The model integrates clinical characteristics and wearable data into a multi-layered architecture. This approach avoids dividing study groups into smaller groups for machine learning models and enables dynamic knowledge transfer between groups to improve prediction performance both with and without intervention. “
“The implications of this data-driven approach extend beyond randomized clinical trials to implementation in clinical care delivery, where the ability to predict patient outcomes depending on treatment received, and to do so early and along the course of treatment, can be meaningful. inform joint decision-making by the patient and the treating physician in order to tailor the treatment plan for that patient,” Ma said.
The machine learning approach provides a promising tool for building personalized predictive models based on data collected from randomized controlled trials.
Going forward, the team plans to leverage a machine learning approach in a new randomized controlled trial of behavioral interventions for telehealth using Fitbit bracelets and weight scales among patients in the weight loss intervention study.
About this neurotechnology and depression research news
author: Brandy Jefferson
Contact: Brandi Jefferson – WUSTL
picture: The image is in the public domain
original search: open access.
“Multitasking learning for randomized controlled trials: a case study on depression prediction using wearable dataWritten by Chenyang Lu et al. ACM Actions on Interactive Wearable Technologies Available Everywhere on Mobile Devices
Multitasking learning for randomized controlled trials: a case study on depression prediction using wearable data
A randomized controlled trial (RCT) is used to study the safety and efficacy of new treatments, by comparing patient outcomes for the intervention group with the control group. Traditionally, randomized controlled trials rely on statistical analyzes to assess differences between treatment and control groups.
However, such statistical analyzes are generally not designed to assess the impact of the intervention at the individual level. In this paper, we explore machine learning models combined with RCT for personalized predictions of depression treatment intervention, in which patients were monitored longitudinally using wearable devices.

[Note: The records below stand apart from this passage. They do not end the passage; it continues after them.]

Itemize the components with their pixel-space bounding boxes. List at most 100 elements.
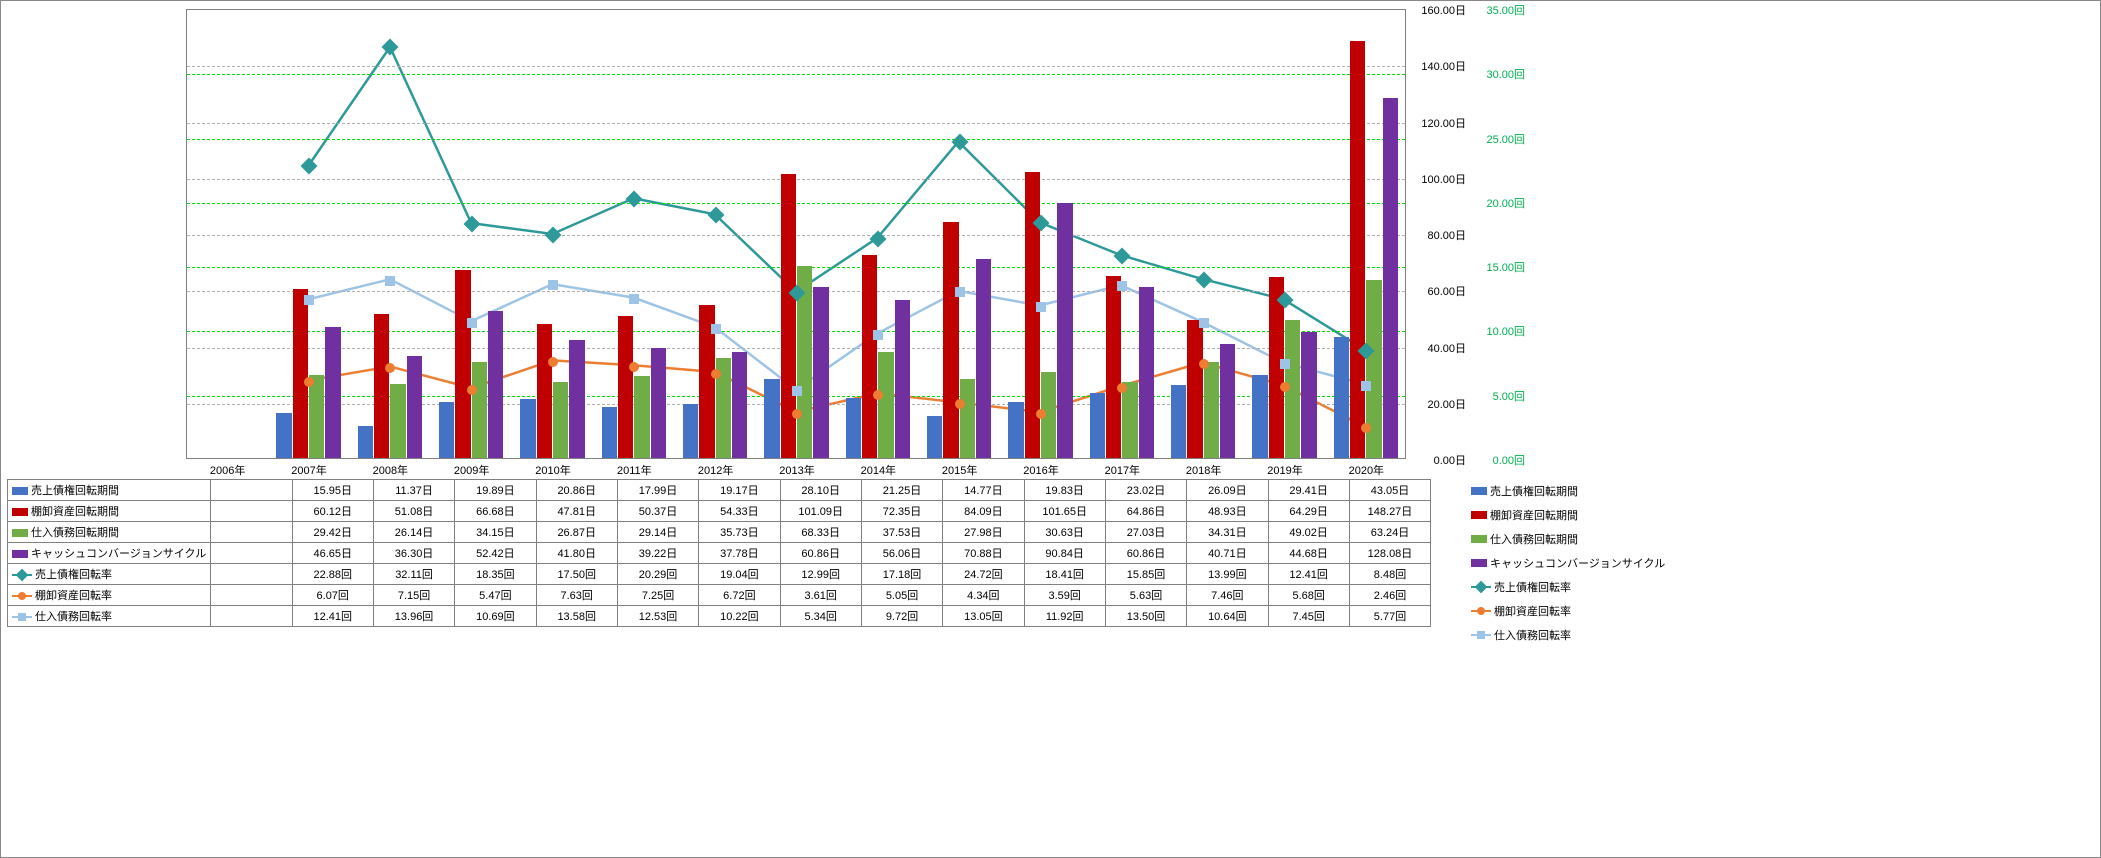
marker-s6: [1280, 382, 1290, 392]
bar-s1: [439, 402, 454, 458]
cell: 148.27日: [1349, 501, 1430, 522]
cell: 15.85回: [1105, 564, 1186, 585]
marker-s5: [382, 39, 399, 56]
cell: 50.37日: [617, 501, 698, 522]
marker-s7: [629, 294, 639, 304]
cell: [211, 585, 292, 606]
cell: 5.77回: [1349, 606, 1430, 627]
cell: 17.50回: [536, 564, 617, 585]
cell: 70.88日: [943, 543, 1024, 564]
cell: 7.25回: [617, 585, 698, 606]
legend-item-s7: 仕入債務回転率: [1471, 623, 1665, 647]
cell: 7.15回: [373, 585, 454, 606]
bar-s2: [1187, 320, 1202, 458]
cell: 12.99回: [780, 564, 861, 585]
marker-s6: [1117, 383, 1127, 393]
bar-s4: [1383, 98, 1398, 458]
series-label-s4: キャッシュコンバージョンサイクル: [8, 543, 211, 564]
marker-s7: [548, 280, 558, 290]
cell: 36.30日: [373, 543, 454, 564]
bar-s2: [1350, 41, 1365, 458]
cell: 17.18回: [861, 564, 942, 585]
bar-s1: [1334, 337, 1349, 458]
legend-label: 棚卸資産回転率: [1494, 603, 1571, 619]
legend-label: 売上債権回転期間: [1490, 483, 1578, 499]
marker-s6: [792, 409, 802, 419]
bar-s1: [1008, 402, 1023, 458]
bar-s1: [683, 404, 698, 458]
marker-s6: [548, 357, 558, 367]
y-left-tick: 80.00日: [1411, 227, 1466, 243]
cell: 9.72回: [861, 606, 942, 627]
bar-s4: [651, 348, 666, 458]
legend-item-s2: 棚卸資産回転期間: [1471, 503, 1665, 527]
cell: 34.15日: [455, 522, 536, 543]
bar-s4: [813, 287, 828, 458]
x-tick: 2017年: [1105, 462, 1140, 478]
bar-s3: [472, 362, 487, 458]
marker-s5: [545, 227, 562, 244]
y-left-tick: 100.00日: [1411, 171, 1466, 187]
marker-s6: [304, 377, 314, 387]
table-row: 仕入債務回転期間29.42日26.14日34.15日26.87日29.14日35…: [8, 522, 1431, 543]
x-tick: 2015年: [942, 462, 977, 478]
cell: 29.42日: [292, 522, 373, 543]
cell: 26.09日: [1187, 480, 1268, 501]
cell: 60.86日: [1105, 543, 1186, 564]
marker-s6: [955, 399, 965, 409]
marker-s5: [951, 134, 968, 151]
legend-label: 仕入債務回転率: [1494, 627, 1571, 643]
x-tick: 2012年: [698, 462, 733, 478]
cell: 19.83日: [1024, 480, 1105, 501]
series-label-s6: 棚卸資産回転率: [8, 585, 211, 606]
bar-s1: [846, 398, 861, 458]
marker-s7: [1199, 318, 1209, 328]
series-label-s1: 売上債権回転期間: [8, 480, 211, 501]
marker-s6: [1361, 423, 1371, 433]
cell: 49.02日: [1268, 522, 1349, 543]
cell: 12.41回: [292, 606, 373, 627]
y-left-tick: 20.00日: [1411, 396, 1466, 412]
bar-s1: [764, 379, 779, 458]
marker-s7: [711, 324, 721, 334]
cell: 41.80日: [536, 543, 617, 564]
y-left-tick: 0.00日: [1411, 452, 1466, 468]
marker-s7: [385, 276, 395, 286]
marker-s5: [870, 231, 887, 248]
marker-s5: [1195, 272, 1212, 289]
cell: 13.58回: [536, 606, 617, 627]
marker-s7: [1280, 359, 1290, 369]
x-tick: 2007年: [291, 462, 326, 478]
cell: 6.07回: [292, 585, 373, 606]
marker-s6: [467, 385, 477, 395]
bar-s1: [358, 426, 373, 458]
cell: 29.14日: [617, 522, 698, 543]
cell: 18.41回: [1024, 564, 1105, 585]
y-left-tick: 120.00日: [1411, 115, 1466, 131]
cell: 15.95日: [292, 480, 373, 501]
cell: 8.48回: [1349, 564, 1430, 585]
cell: 2.46回: [1349, 585, 1430, 606]
cell: 39.22日: [617, 543, 698, 564]
marker-s6: [873, 390, 883, 400]
bar-s3: [390, 384, 405, 458]
y-right-tick: 0.00回: [1475, 452, 1525, 468]
table-row: 売上債権回転期間15.95日11.37日19.89日20.86日17.99日19…: [8, 480, 1431, 501]
chart-container: 0.00日20.00日40.00日60.00日80.00日100.00日120.…: [0, 0, 2101, 858]
cell: 35.73日: [699, 522, 780, 543]
bar-s3: [634, 376, 649, 458]
y-right-tick: 25.00回: [1475, 131, 1525, 147]
legend-label: 棚卸資産回転期間: [1490, 507, 1578, 523]
series-label-s5: 売上債権回転率: [8, 564, 211, 585]
bar-s2: [537, 324, 552, 458]
cell: 12.41回: [1268, 564, 1349, 585]
cell: 90.84日: [1024, 543, 1105, 564]
marker-s7: [1117, 281, 1127, 291]
cell: [211, 480, 292, 501]
y-left-tick: 140.00日: [1411, 58, 1466, 74]
cell: 24.72回: [943, 564, 1024, 585]
cell: 128.08日: [1349, 543, 1430, 564]
cell: 27.98日: [943, 522, 1024, 543]
cell: 7.45回: [1268, 606, 1349, 627]
bar-s1: [1252, 375, 1267, 458]
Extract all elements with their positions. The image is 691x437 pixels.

We formulate individual-level predictions in the intervention and control groups from RCT as a multi-task learning (MTL) problem, and propose a new MTL model designed specifically for randomized controlled trials. Instead of training separate models for the intervention and control groups, the proposed MTL model is trained on both groups, effectively expanding the training data set.
We develop a hierarchical model architecture to aggregate data from different sources and different longitudinal stages of the experiment, allowing the MTL model to exploit commonalities and capture the differences between the two groups. We evaluated the MTL approach in a randomized controlled trial of 106 depressed patients, who were randomly assigned to receive an integrated intervention treatment.
Our proposed MTL model outperforms both the single-task models and the traditional multi-task model in predictive performance, representing a promising step in using data collected in randomized controlled trials to develop predictive models for precision medicine.